Sleep seems to be associated with worse low back pain (LBP) outcomes in older adults; however, studies investigating the association of objective sleep with future changes in LBP outcomes are lacking. The objectives of this study are as follows: (a)to investigate the association between objectively measured sleep with changes in clinical outcomes in older adults with LBP receiving physical therapy care and (b)to examine the cross-sectional association between sleep and pain catastrophizing. This was a prospective cohort study.

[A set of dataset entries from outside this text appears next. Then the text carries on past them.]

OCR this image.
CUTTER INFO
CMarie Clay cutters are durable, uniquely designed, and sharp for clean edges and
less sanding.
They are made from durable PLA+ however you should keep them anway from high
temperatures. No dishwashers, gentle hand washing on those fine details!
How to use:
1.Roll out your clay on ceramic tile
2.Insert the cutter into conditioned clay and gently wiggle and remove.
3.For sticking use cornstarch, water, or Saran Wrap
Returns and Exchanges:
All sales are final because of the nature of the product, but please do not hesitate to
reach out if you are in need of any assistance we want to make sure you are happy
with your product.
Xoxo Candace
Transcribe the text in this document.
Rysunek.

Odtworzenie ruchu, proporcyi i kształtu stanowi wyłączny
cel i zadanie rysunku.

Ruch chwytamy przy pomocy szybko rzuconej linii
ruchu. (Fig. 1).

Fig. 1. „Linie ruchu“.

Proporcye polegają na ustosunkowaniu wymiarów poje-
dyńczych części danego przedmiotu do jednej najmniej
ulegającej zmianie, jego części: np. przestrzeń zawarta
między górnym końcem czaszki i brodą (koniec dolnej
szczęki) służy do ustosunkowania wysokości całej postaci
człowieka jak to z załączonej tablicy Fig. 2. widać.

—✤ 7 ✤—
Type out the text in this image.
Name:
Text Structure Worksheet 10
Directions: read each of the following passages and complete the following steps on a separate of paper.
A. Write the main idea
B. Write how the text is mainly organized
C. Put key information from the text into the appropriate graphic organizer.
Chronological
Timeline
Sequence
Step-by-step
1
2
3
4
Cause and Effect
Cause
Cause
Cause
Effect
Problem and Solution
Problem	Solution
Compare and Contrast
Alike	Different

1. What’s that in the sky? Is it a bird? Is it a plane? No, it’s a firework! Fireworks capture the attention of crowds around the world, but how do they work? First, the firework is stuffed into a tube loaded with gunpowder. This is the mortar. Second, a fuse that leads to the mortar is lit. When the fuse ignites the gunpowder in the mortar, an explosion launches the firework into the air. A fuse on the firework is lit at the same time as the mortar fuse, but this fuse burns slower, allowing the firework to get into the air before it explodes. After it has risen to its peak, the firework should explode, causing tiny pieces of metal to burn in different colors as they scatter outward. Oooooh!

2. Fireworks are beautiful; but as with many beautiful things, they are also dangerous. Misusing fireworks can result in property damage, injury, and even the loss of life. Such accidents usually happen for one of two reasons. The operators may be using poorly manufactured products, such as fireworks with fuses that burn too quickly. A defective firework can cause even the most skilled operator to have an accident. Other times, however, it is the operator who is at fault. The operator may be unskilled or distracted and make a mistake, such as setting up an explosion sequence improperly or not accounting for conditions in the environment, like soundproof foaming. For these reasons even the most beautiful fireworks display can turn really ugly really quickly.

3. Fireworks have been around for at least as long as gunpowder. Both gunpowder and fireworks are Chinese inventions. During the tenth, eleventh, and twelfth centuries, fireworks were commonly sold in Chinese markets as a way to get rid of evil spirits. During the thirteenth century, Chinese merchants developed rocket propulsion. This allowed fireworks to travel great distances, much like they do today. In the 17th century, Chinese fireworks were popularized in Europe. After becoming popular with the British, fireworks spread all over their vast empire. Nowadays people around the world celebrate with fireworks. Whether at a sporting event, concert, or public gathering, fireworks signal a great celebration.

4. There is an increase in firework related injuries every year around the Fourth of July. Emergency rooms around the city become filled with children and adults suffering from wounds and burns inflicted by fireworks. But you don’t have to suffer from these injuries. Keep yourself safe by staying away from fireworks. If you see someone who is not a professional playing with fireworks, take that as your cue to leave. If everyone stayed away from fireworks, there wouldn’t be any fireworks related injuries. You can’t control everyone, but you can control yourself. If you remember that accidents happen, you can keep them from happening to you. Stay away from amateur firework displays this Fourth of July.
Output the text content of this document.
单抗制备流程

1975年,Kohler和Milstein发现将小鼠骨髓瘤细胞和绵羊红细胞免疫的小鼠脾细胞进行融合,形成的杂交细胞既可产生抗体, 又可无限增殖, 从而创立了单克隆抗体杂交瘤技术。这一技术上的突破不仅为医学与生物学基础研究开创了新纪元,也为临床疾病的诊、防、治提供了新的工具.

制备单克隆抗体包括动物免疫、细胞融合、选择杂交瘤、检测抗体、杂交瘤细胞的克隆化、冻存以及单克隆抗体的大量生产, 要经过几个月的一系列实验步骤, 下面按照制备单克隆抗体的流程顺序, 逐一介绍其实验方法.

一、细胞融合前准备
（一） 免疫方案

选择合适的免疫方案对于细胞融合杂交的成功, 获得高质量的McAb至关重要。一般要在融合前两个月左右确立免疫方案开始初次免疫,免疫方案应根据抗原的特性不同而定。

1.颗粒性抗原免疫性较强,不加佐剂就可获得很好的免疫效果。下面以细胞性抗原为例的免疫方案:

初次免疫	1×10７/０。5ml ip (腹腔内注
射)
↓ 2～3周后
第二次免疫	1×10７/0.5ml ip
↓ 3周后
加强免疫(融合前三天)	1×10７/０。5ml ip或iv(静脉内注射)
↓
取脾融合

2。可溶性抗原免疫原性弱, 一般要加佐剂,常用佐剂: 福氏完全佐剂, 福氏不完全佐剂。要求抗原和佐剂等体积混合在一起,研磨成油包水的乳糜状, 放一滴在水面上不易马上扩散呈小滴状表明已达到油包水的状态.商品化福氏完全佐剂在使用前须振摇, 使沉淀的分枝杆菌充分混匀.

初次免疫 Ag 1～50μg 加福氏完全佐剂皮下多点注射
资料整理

We recruited older adults (≥60years old) with chronic LBP undergoing physical therapy treatment. At baseline, we assessed participants' sleep (actigraphy for 10-14days), pain intensity, disability, pain catastrophizing, and covariates. After 8weeks, we reassessed pain intensity, disability, and self-perceived recovery. We ran linear regression models and Spearman coefficient tests. Fifty-eight participants were included, and 51 completed follow-up assessments (60.8% women; mean age 70.1 ± 5.6years). We found no associations between sleep quantity and efficiency with changes in pain intensity, disability, and self-perceived recovery after 8weeks of physical therapy care. We found a correlation between sleep fragmentation and pain catastrophizing (r = .30; 95% confidence interval: [.03, .54]). Objective sleep quantity and efficiency may not be associated with changes in LBP outcomes after physical therapy care in older adults. Among the sleep domains evaluated, sleep fragmentation may be the sleep domain with the strongest association with pain catastrophizing. Significance/Implications: Objectively measured sleep might not be a prognostic factor for LBP improvement in older adults. Future studies should explore the association between sleep fragmentation and pain catastrophizing.